Organic dust, lipopolysaccharide, and peptidoglycan inhalant exposures result in bone loss/disease

• Published in: American journal of respiratory cell and molecular biology Vol. 49; no. 5; pp. 829 - 836
• Main Authors: Dusad, Anand, Thiele, Geoff M, Klassen, Lynell W, Gleason, Angela M, Bauer, Christopher, Mikuls, Ted R, Duryee, Michael J, West, William W, Romberger, Debra J, Poole, Jill A
• Format: Journal Article
• Language: English
• Published: United States American Thoracic Society 01.11.2013
• Subjects: Animals; Bone and Bones - diagnostic imaging; Bone and Bones - drug effects; Bone and Bones - metabolism; Bone Density; Bone Diseases, Metabolic - chemically induced; Bone Diseases, Metabolic - diagnostic imaging; Bone Diseases, Metabolic - metabolism; Cartilage, Articular - diagnostic imaging; Cartilage, Articular - drug effects; Cartilage, Articular - metabolism; Collagen - metabolism; Dust; Housing, Animal; Inhalation Exposure - adverse effects; Lipopolysaccharides - toxicity; Male; Mice; Mice, Inbred C57BL; Organic Chemicals - toxicity; Peptidoglycan - toxicity; Pneumonia - chemically induced; Pneumonia - diagnostic imaging; Pneumonia - metabolism; Proteoglycans - metabolism; Risk Assessment; Risk Factors; Swine; Time Factors; X-Ray Microtomography
• ISSN: 1044-1549; 1535-4989
• DOI: 10.1165/rcmb.2013-0178OC

Skeletal health consequences associated with chronic inflammatory respiratory disease, and particularly chronic obstructive pulmonary disease (COPD), contribute to overall disease morbidity.

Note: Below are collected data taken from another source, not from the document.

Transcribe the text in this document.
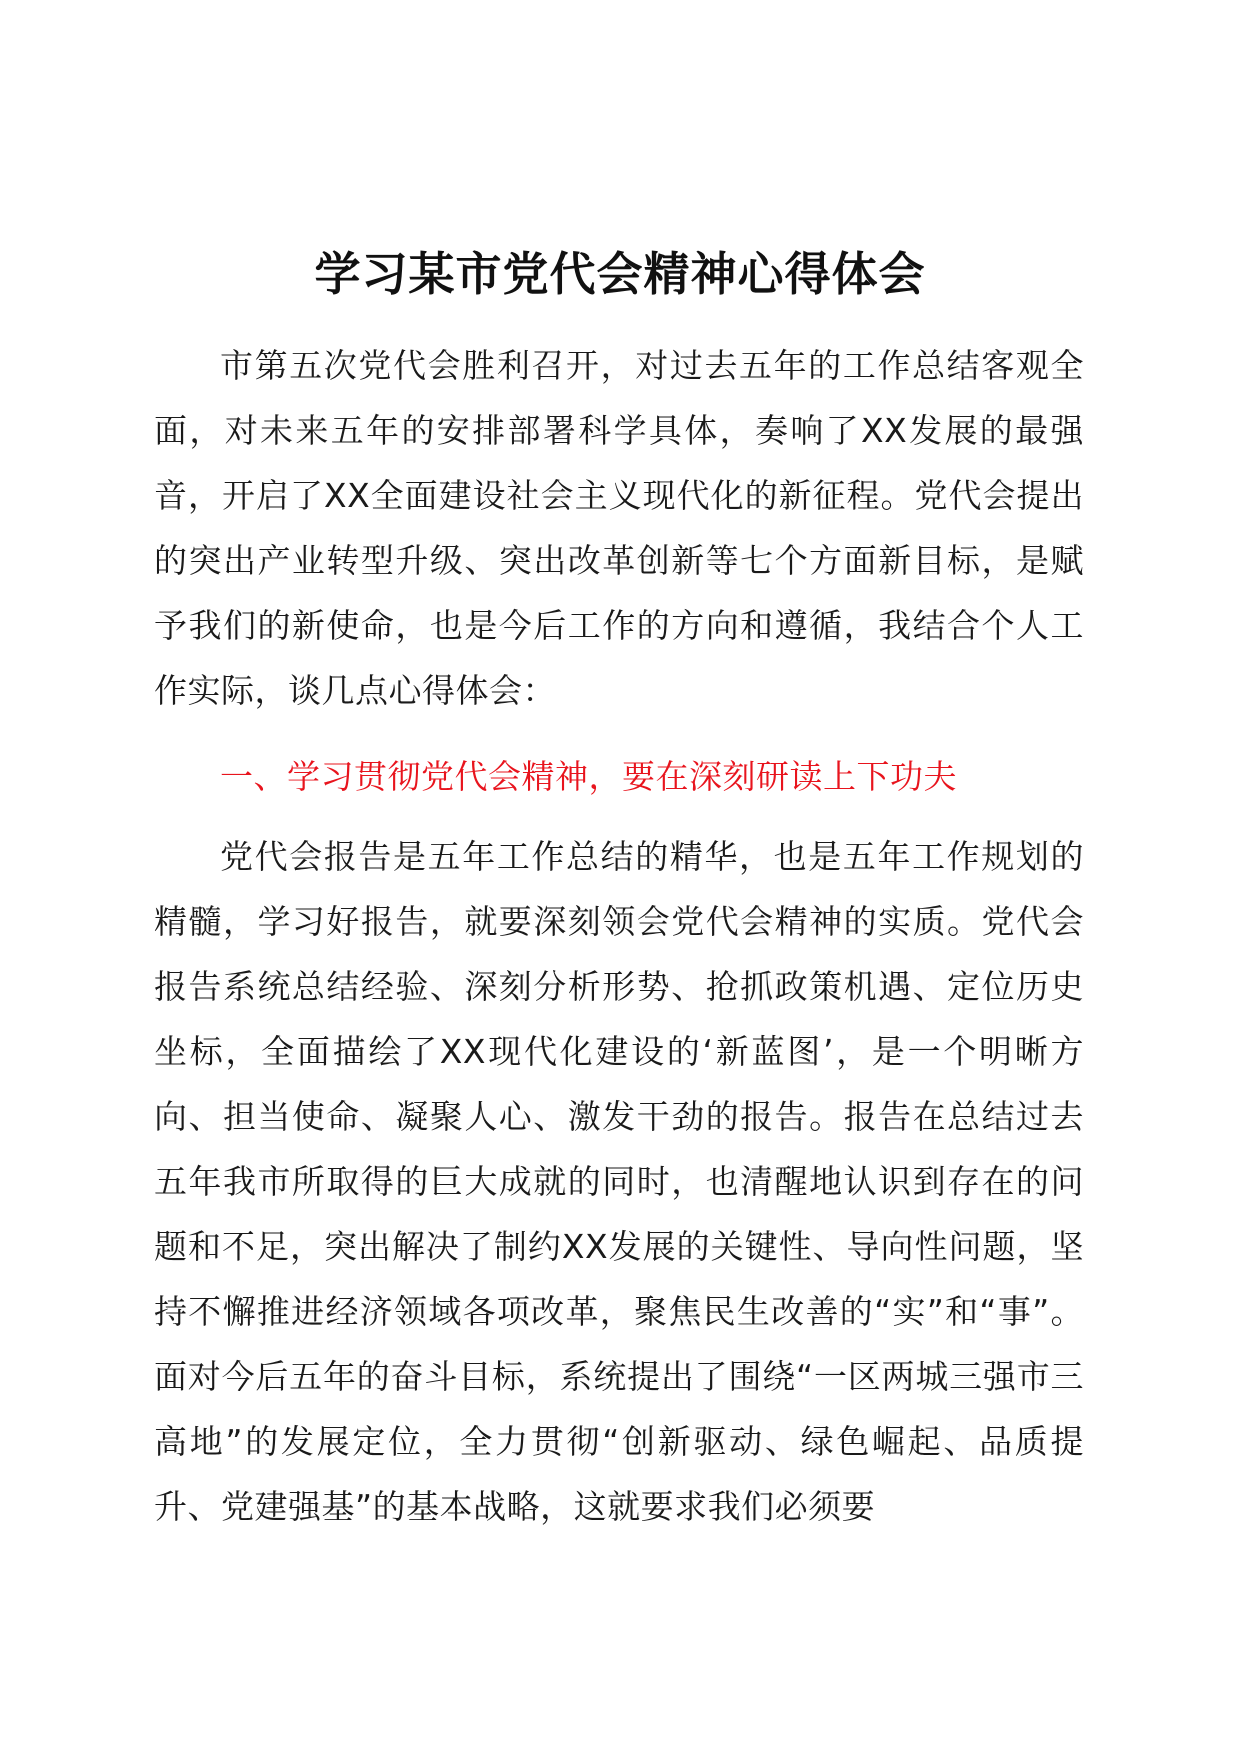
学习某市党代会精神心得体会

市第五次党代会胜利召开，对过去五年的工作总结客观全面，对未来五年的安排部署科学具体，奏响了XX发展的最强音，开启了XX全面建设社会主义现代化的新征程。党代会提出的突出产业转型升级、突出改革创新等七个方面新目标，是赋予我们的新使命，也是今后工作的方向和遵循，我结合个人工作实际，谈几点心得体会：

一、学习贯彻党代会精神，要在深刻研读上下功夫

党代会报告是五年工作总结的精华，也是五年工作规划的精髓，学习好报告，就要深刻领会党代会精神的实质。党代会报告系统总结经验、深刻分析形势、抢抓政策机遇、定位历史坐标，全面描绘了XX现代化建设的‘新蓝图’，是一个明晰方向、担当使命、凝聚人心、激发干劲的报告。报告在总结过去五年我市所取得的巨大成就的同时，也清醒地认识到存在的问题和不足，突出解决了制约XX发展的关键性、导向性问题，坚持不懈推进经济领域各项改革，聚焦民生改善的“实”和“事”。面对今后五年的奋斗目标，系统提出了围绕“一区两城三强市三高地”的发展定位，全力贯彻“创新驱动、绿色崛起、品质提升、党建强基”的基本战略，这就要求我们必须要
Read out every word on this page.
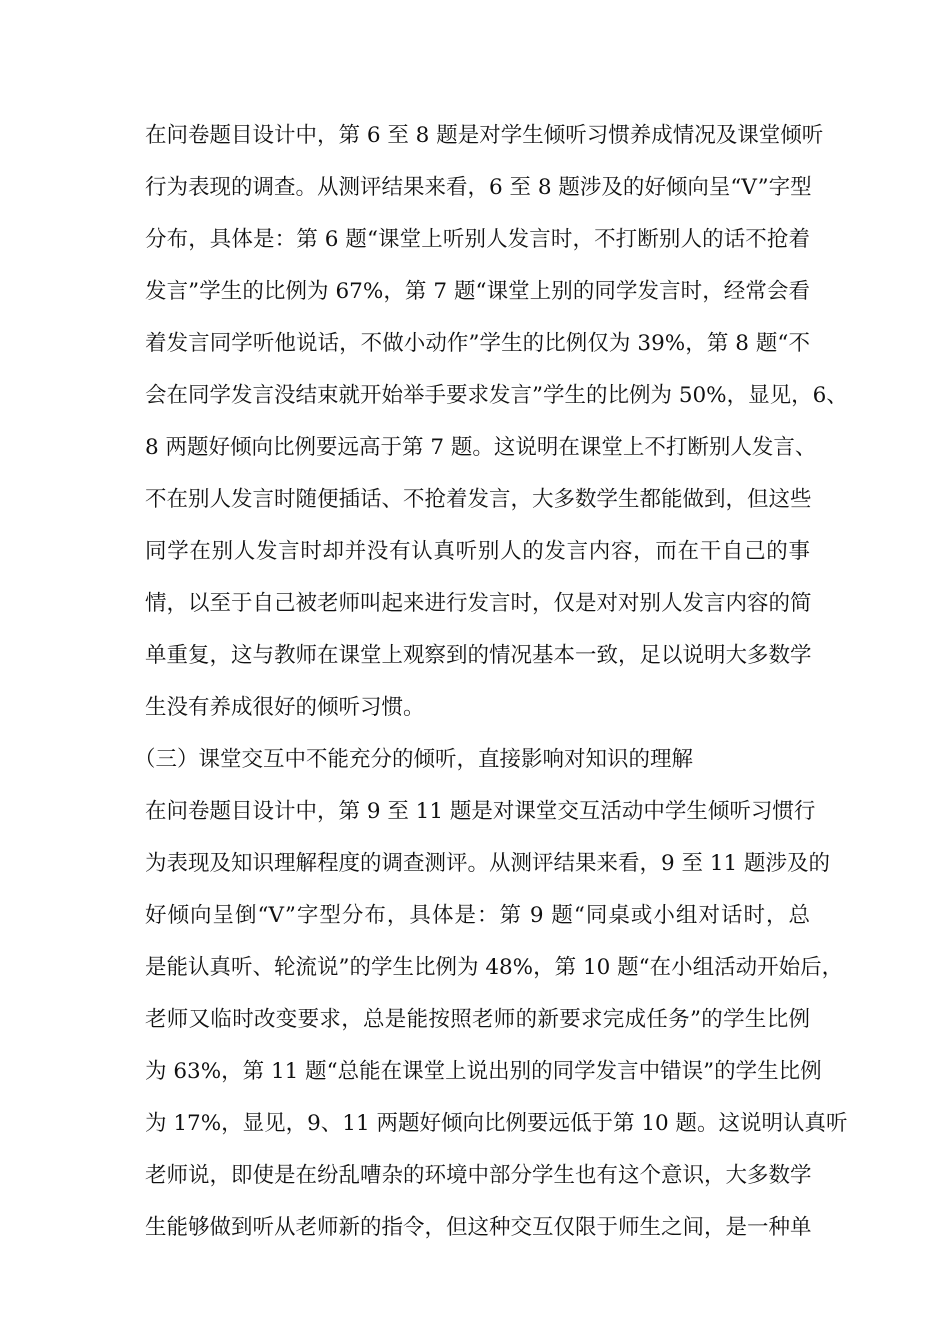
在问卷题目设计中，第 6 至 8 题是对学生倾听习惯养成情况及课堂倾听
行为表现的调查。从测评结果来看，6 至 8 题涉及的好倾向呈“V”字型
分布，具体是：第 6 题“课堂上听别人发言时，不打断别人的话不抢着
发言”学生的比例为 67%，第 7 题“课堂上别的同学发言时，经常会看
着发言同学听他说话，不做小动作”学生的比例仅为 39%，第 8 题“不
会在同学发言没结束就开始举手要求发言”学生的比例为 50%，显见，6、
8 两题好倾向比例要远高于第 7 题。这说明在课堂上不打断别人发言、
不在别人发言时随便插话、不抢着发言，大多数学生都能做到，但这些
同学在别人发言时却并没有认真听别人的发言内容，而在干自己的事
情，以至于自己被老师叫起来进行发言时，仅是对对别人发言内容的简
单重复，这与教师在课堂上观察到的情况基本一致，足以说明大多数学
生没有养成很好的倾听习惯。
（三）课堂交互中不能充分的倾听，直接影响对知识的理解
在问卷题目设计中，第 9 至 11 题是对课堂交互活动中学生倾听习惯行
为表现及知识理解程度的调查测评。从测评结果来看，9 至 11 题涉及的
好倾向呈倒“V”字型分布，具体是：第 9 题“同桌或小组对话时，总
是能认真听、轮流说”的学生比例为 48%，第 10 题“在小组活动开始后，
老师又临时改变要求，总是能按照老师的新要求完成任务”的学生比例
为 63%，第 11 题“总能在课堂上说出别的同学发言中错误”的学生比例
为 17%，显见，9、11 两题好倾向比例要远低于第 10 题。这说明认真听
老师说，即使是在纷乱嘈杂的环境中部分学生也有这个意识，大多数学
生能够做到听从老师新的指令，但这种交互仅限于师生之间，是一种单
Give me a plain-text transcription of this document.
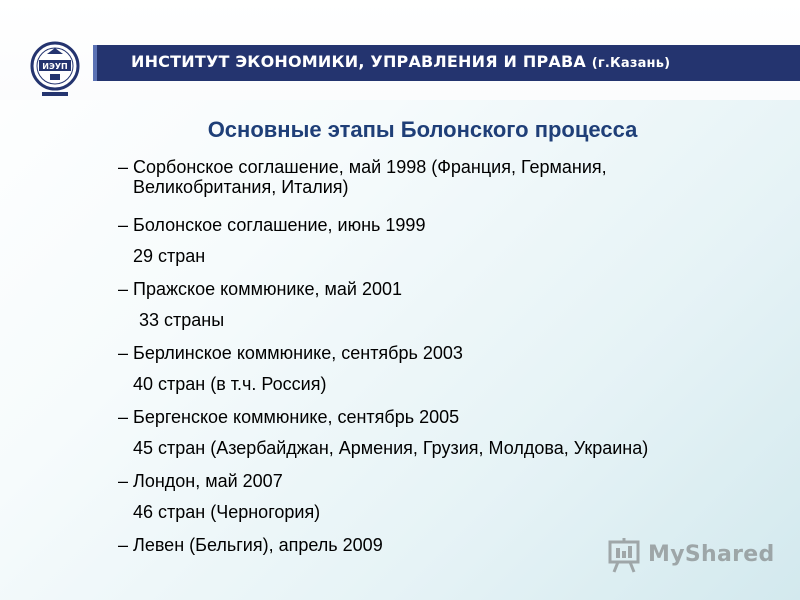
ИЭУП	ИНСТИТУТ ЭКОНОМИКИ, УПРАВЛЕНИЯ И ПРАВА (г.Казань)
Основные этапы Болонского процесса
– Сорбонское соглашение, май 1998 (Франция, Германия,
Великобритания, Италия)
– Болонское соглашение, июнь 1999
29 стран
– Пражское коммюнике, май 2001
33 страны
– Берлинское коммюнике, сентябрь 2003
40 стран (в т.ч. Россия)
– Бергенское коммюнике, сентябрь 2005
45 стран (Азербайджан, Армения, Грузия, Молдова, Украина)
– Лондон, май 2007
46 стран (Черногория)
– Левен (Бельгия), апрель 2009	MyShared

Agricultural environmental exposures induce significant airway diseases, including COPD. However, animal models to understand inhalant exposure-induced lung injury and bone disease have not been described. Using micro-computed tomography (micro-CT) imaging technology and histology, bone quantity and quality measurements were investigated in mice after repetitive intranasal inhalation exposures to complex organic dust extracts (ODEs) from swine confinement facilities. Comparison experiments with LPS and peptidoglycan (PGN) alone were also performed. After 3 weeks of repetitive ODE inhalation exposure, significant loss of bone mineral density and trabecular bone volume fraction was evident, with altered morphological microarchitecture changes in the trabecular bone, compared with saline-treated control animals. Torsional resistance was also significantly reduced. Compared with saline treatment, ODE-treated mice demonstrated decreased collagen and proteoglycan content in their articular cartilage, according to histopathology. Significant bone deterioration was also evident after repetitive intranasal inhalant treatment with LPS and PGN. These findings were not secondary to animal distress, and not entirely dependent on the degree of induced lung parenchymal inflammation. Repetitive LPS treatment demonstrated the most pronounced changes in bone parameters, and PGN treatment resulted in the greatest lung parenchymal inflammatory changes. Collectively, repetitive inhalation exposures to noninfectious inflammatory agents such as complex organic dust, LPS, and PGN resulted in bone loss. This animal model may contribute to efforts toward understanding the mechanisms and evaluating the therapeutics associated with adverse skeletal health consequences after subchronic airway injury.